The judge concluded that “the First Amendment prevents Defendants from attempting to use BOOST funding as leverage to compel recipients to express views that Defendants find more palatable.”

The decision also rejected an effort by state officials to have Bethel return $102,000 of BOOST funding that it received the first two academic years it was eligible for the program.

Ryan Tucker of the Alliance Defending Freedom, a conservative legal nonprofit representing Bethel, said in a statement that the ruling showed that Maryland “may not discriminate against religious schools simply because it dislikes their religious beliefs.”

“The court was on firm ground to stop the state from targeting and denying children scholarships simply based on the beliefs and policies set out in their school’s parent-student handbook,” stated Tucker.

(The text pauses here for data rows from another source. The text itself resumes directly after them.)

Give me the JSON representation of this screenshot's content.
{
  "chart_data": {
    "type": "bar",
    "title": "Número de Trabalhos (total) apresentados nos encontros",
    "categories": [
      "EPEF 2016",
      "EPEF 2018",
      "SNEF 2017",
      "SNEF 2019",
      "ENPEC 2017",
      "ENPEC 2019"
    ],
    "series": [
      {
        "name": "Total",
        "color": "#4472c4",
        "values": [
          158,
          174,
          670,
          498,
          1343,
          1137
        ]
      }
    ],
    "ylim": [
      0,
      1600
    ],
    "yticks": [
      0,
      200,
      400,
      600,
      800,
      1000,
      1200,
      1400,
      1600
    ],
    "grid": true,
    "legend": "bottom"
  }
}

BOOST was created in 2016 by the state legislature and jointly overseen by the Maryland State Department of Education and a seven-member advisory board.

BOOST funding is given to students to attend nonpublic schools in the state, with 17 students at Bethel receiving the vouchers in the 2016-2017 school year and 18 students receiving the funding for the 2017-2018 school year.   

In June 2019, Bethel filed a lawsuit against Maryland over the private Christian school being removed from BOOST in 2018 due to its traditional views on sexuality and gender.

At issue was the school’s official handbook defining marriage as a union between a man and a woman and requiring students and faculty to use the facilities that correspond with their biological sex rather than any preferred gender identity.

Matthew Gallagher, chairman of an advisory board that oversees the vouchers, informed Bethel that its policies were discriminatory.

“A non-heterosexual student may reasonably view the policy as one that allows denial of admission or discipline or expulsion on the basis of his or her sexual orientation,” Gallagher said, as quoted by The Baltimore Sun.

“Therefore, the Board concluded that this policy, on its face, was in conflict with the nondiscrimination clause contained in the ... law.”

In 2020, Gallagher had initially denied Bethel a preliminary injunction against the voucher program ban.